Federal Education Minister Christopher Pyne suggested yesterday that the Federal Government was looking at introducing a policy to collect student debts from the estates of former students who have died owing money on their student loans.
Branded the ‘death tax’ by Labor higher education spokesman Kim Carr, the policy could pull in up to $800 million per year, according to estimates from The Grattan Institute. Minister Pyne said that there would need to be safeguards in place to ensure the families of young deceased students were not affected.
“[If] an elderly person passes away with a HECS debt, they wouldn’t be able to say to the bank, we’re not paying back our mortgage, yet they are at the moment entitled to not pay back their HECS debt,” Minister Pyne said.
The HECs program was designed in the 1980s by Bruce Chapman who, in a recent interview, said that the inclusion of repayments from deceased estates was in his original proposal.
Read more from The Australian.
Read more from the SMH.
It’s not often you will find me agreeing with Minister Pyne, but the suggested policy changes to help the government recoup money from the estates of deceased students makes sense to me.
When you pass away the bank doesn’t simply wipe off your mortgage and your credit card company won’t simply forget about the money which is owed on your cards, they will seek repayment from your estate. So it only makes sense that, in most circumstances, student loans should be paid back in full from the estate of the deceased.

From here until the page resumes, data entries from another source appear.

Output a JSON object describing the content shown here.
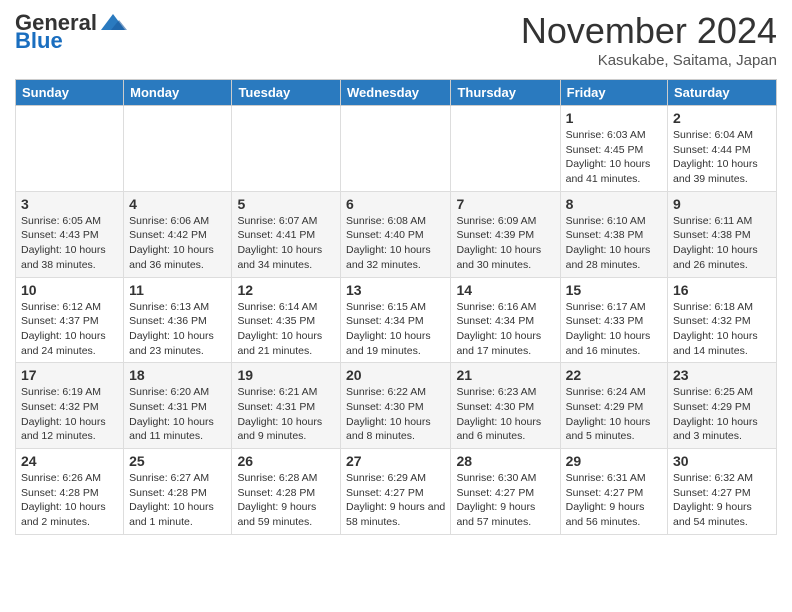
{
  "logo": {
    "general": "General",
    "blue": "Blue",
    "tagline": ""
  },
  "title": "November 2024",
  "location": "Kasukabe, Saitama, Japan",
  "days_of_week": [
    "Sunday",
    "Monday",
    "Tuesday",
    "Wednesday",
    "Thursday",
    "Friday",
    "Saturday"
  ],
  "weeks": [
    [
      {
        "day": "",
        "info": ""
      },
      {
        "day": "",
        "info": ""
      },
      {
        "day": "",
        "info": ""
      },
      {
        "day": "",
        "info": ""
      },
      {
        "day": "",
        "info": ""
      },
      {
        "day": "1",
        "info": "Sunrise: 6:03 AM\nSunset: 4:45 PM\nDaylight: 10 hours and 41 minutes."
      },
      {
        "day": "2",
        "info": "Sunrise: 6:04 AM\nSunset: 4:44 PM\nDaylight: 10 hours and 39 minutes."
      }
    ],
    [
      {
        "day": "3",
        "info": "Sunrise: 6:05 AM\nSunset: 4:43 PM\nDaylight: 10 hours and 38 minutes."
      },
      {
        "day": "4",
        "info": "Sunrise: 6:06 AM\nSunset: 4:42 PM\nDaylight: 10 hours and 36 minutes."
      },
      {
        "day": "5",
        "info": "Sunrise: 6:07 AM\nSunset: 4:41 PM\nDaylight: 10 hours and 34 minutes."
      },
      {
        "day": "6",
        "info": "Sunrise: 6:08 AM\nSunset: 4:40 PM\nDaylight: 10 hours and 32 minutes."
      },
      {
        "day": "7",
        "info": "Sunrise: 6:09 AM\nSunset: 4:39 PM\nDaylight: 10 hours and 30 minutes."
      },
      {
        "day": "8",
        "info": "Sunrise: 6:10 AM\nSunset: 4:38 PM\nDaylight: 10 hours and 28 minutes."
      },
      {
        "day": "9",
        "info": "Sunrise: 6:11 AM\nSunset: 4:38 PM\nDaylight: 10 hours and 26 minutes."
      }
    ],
    [
      {
        "day": "10",
        "info": "Sunrise: 6:12 AM\nSunset: 4:37 PM\nDaylight: 10 hours and 24 minutes."
      },
      {
        "day": "11",
        "info": "Sunrise: 6:13 AM\nSunset: 4:36 PM\nDaylight: 10 hours and 23 minutes."
      },
      {
        "day": "12",
        "info": "Sunrise: 6:14 AM\nSunset: 4:35 PM\nDaylight: 10 hours and 21 minutes."
      },
      {
        "day": "13",
        "info": "Sunrise: 6:15 AM\nSunset: 4:34 PM\nDaylight: 10 hours and 19 minutes."
      },
      {
        "day": "14",
        "info": "Sunrise: 6:16 AM\nSunset: 4:34 PM\nDaylight: 10 hours and 17 minutes."
      },
      {
        "day": "15",
        "info": "Sunrise: 6:17 AM\nSunset: 4:33 PM\nDaylight: 10 hours and 16 minutes."
      },
      {
        "day": "16",
        "info": "Sunrise: 6:18 AM\nSunset: 4:32 PM\nDaylight: 10 hours and 14 minutes."
      }
    ],
    [
      {
        "day": "17",
        "info": "Sunrise: 6:19 AM\nSunset: 4:32 PM\nDaylight: 10 hours and 12 minutes."
      },
      {
        "day": "18",
        "info": "Sunrise: 6:20 AM\nSunset: 4:31 PM\nDaylight: 10 hours and 11 minutes."
      },
      {
        "day": "19",
        "info": "Sunrise: 6:21 AM\nSunset: 4:31 PM\nDaylight: 10 hours and 9 minutes."
      },
      {
        "day": "20",
        "info": "Sunrise: 6:22 AM\nSunset: 4:30 PM\nDaylight: 10 hours and 8 minutes."
      },
      {
        "day": "21",
        "info": "Sunrise: 6:23 AM\nSunset: 4:30 PM\nDaylight: 10 hours and 6 minutes."
      },
      {
        "day": "22",
        "info": "Sunrise: 6:24 AM\nSunset: 4:29 PM\nDaylight: 10 hours and 5 minutes."
      },
      {
        "day": "23",
        "info": "Sunrise: 6:25 AM\nSunset: 4:29 PM\nDaylight: 10 hours and 3 minutes."
      }
    ],
    [
      {
        "day": "24",
        "info": "Sunrise: 6:26 AM\nSunset: 4:28 PM\nDaylight: 10 hours and 2 minutes."
      },
      {
        "day": "25",
        "info": "Sunrise: 6:27 AM\nSunset: 4:28 PM\nDaylight: 10 hours and 1 minute."
      },
      {
        "day": "26",
        "info": "Sunrise: 6:28 AM\nSunset: 4:28 PM\nDaylight: 9 hours and 59 minutes."
      },
      {
        "day": "27",
        "info": "Sunrise: 6:29 AM\nSunset: 4:27 PM\nDaylight: 9 hours and 58 minutes."
      },
      {
        "day": "28",
        "info": "Sunrise: 6:30 AM\nSunset: 4:27 PM\nDaylight: 9 hours and 57 minutes."
      },
      {
        "day": "29",
        "info": "Sunrise: 6:31 AM\nSunset: 4:27 PM\nDaylight: 9 hours and 56 minutes."
      },
      {
        "day": "30",
        "info": "Sunrise: 6:32 AM\nSunset: 4:27 PM\nDaylight: 9 hours and 54 minutes."
      }
    ]
  ]
}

Interestingly, the introduction of a policy to recoup debts may affect a number of the students entering higher education in the coming years. The Australian’s report on The Grattan Institute’s proposal suggests that stay-at-home mums and older people have been taking advantage of the current repayment loop-hole by enrolling in university for recreational purposes, with no expectation of entering the workforce at the end of the course.
What do you think? Is it only fair that outstanding student loans should be recovered from the estates of deceased students? Or are you concerned that this process could adversely affect families in a time of grieving?